Of note, there are several limitations to this study. The sample size was small. However, with respect to using a small sample size, the average strength of the constructs were similar to standards published in the literature. Another limitation is the fact that the techniques were performed as an open procedure and not arthroscopically. The transition to performing the techniques arthroscopically may add additional technical hurdles, possibly confounding the results. The model is also a limitation. Though this model demonstrated a single force to failure, failure in the clinical setting may also occur by cyclic loading. Finally, the right and left side distribution was not equal between the matched pair. As the samples were matched pairs, we do not believe this altered the biomechanical testing.

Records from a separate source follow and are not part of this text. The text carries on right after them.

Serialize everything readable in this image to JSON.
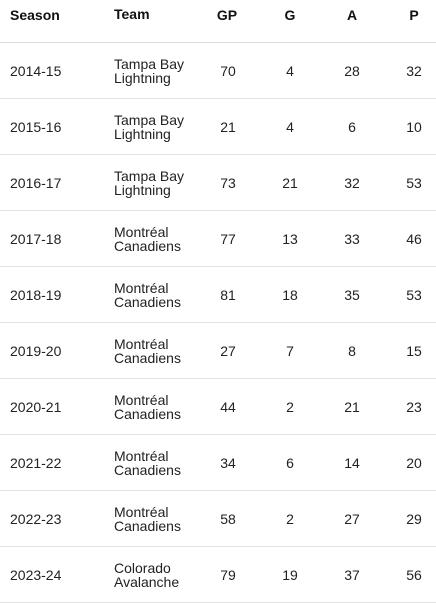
{
  "table": {
    "headers": {
      "season": "Season",
      "team": "Team",
      "gp": "GP",
      "g": "G",
      "a": "A",
      "p": "P"
    },
    "rows": [
      {
        "season": "2014-15",
        "team_line1": "Tampa Bay",
        "team_line2": "Lightning",
        "gp": "70",
        "g": "4",
        "a": "28",
        "p": "32"
      },
      {
        "season": "2015-16",
        "team_line1": "Tampa Bay",
        "team_line2": "Lightning",
        "gp": "21",
        "g": "4",
        "a": "6",
        "p": "10"
      },
      {
        "season": "2016-17",
        "team_line1": "Tampa Bay",
        "team_line2": "Lightning",
        "gp": "73",
        "g": "21",
        "a": "32",
        "p": "53"
      },
      {
        "season": "2017-18",
        "team_line1": "Montréal",
        "team_line2": "Canadiens",
        "gp": "77",
        "g": "13",
        "a": "33",
        "p": "46"
      },
      {
        "season": "2018-19",
        "team_line1": "Montréal",
        "team_line2": "Canadiens",
        "gp": "81",
        "g": "18",
        "a": "35",
        "p": "53"
      },
      {
        "season": "2019-20",
        "team_line1": "Montréal",
        "team_line2": "Canadiens",
        "gp": "27",
        "g": "7",
        "a": "8",
        "p": "15"
      },
      {
        "season": "2020-21",
        "team_line1": "Montréal",
        "team_line2": "Canadiens",
        "gp": "44",
        "g": "2",
        "a": "21",
        "p": "23"
      },
      {
        "season": "2021-22",
        "team_line1": "Montréal",
        "team_line2": "Canadiens",
        "gp": "34",
        "g": "6",
        "a": "14",
        "p": "20"
      },
      {
        "season": "2022-23",
        "team_line1": "Montréal",
        "team_line2": "Canadiens",
        "gp": "58",
        "g": "2",
        "a": "27",
        "p": "29"
      },
      {
        "season": "2023-24",
        "team_line1": "Colorado",
        "team_line2": "Avalanche",
        "gp": "79",
        "g": "19",
        "a": "37",
        "p": "56"
      }
    ]
  }
}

This study indicates that the ultimate load strength of a biceps tenodesis at the superior aspect of the biceps groove is similar for an onlay and an inlay technique. In addition, the load values were similar to those published for suprapectoral and subpectoral biceps tenodesis. Thus, the treating surgeon may consider the onlay and inlay techniques as viable options for biceps tenodesis procedures. In addition, the utilization of a proximal tenodesis site has the added advantage of avoiding the morbidity associated with an additional incision frequently needed in suprapectoral and subpectoral techniques. High-level clinical trials are needed to further compare a tenodesis at the superior aspect of the biceps grove to suprapectoral and subpectoral techniques.

Acknowledgment

Arthex (Naples, FL) provided the specimens, implants, and testing facility.

Declaration of Conflicting Interests

The author(s) declared no potential conflicts of interest with respect to the research, authorship, and/or publication of this article.

Funding

The author(s) disclosed receipt of the following financial support for the research, authorship, and/or publication of this article: Bradford O Parsons, MD is a consultant for Arthrex and has royalties from Arthrex.

Ethical Review and Patient Consent

All of the authors certify that all investigations were conducted in conformity with ethical principles of research. Patient consent was not sought or required as this was a cadaver biomechanics study.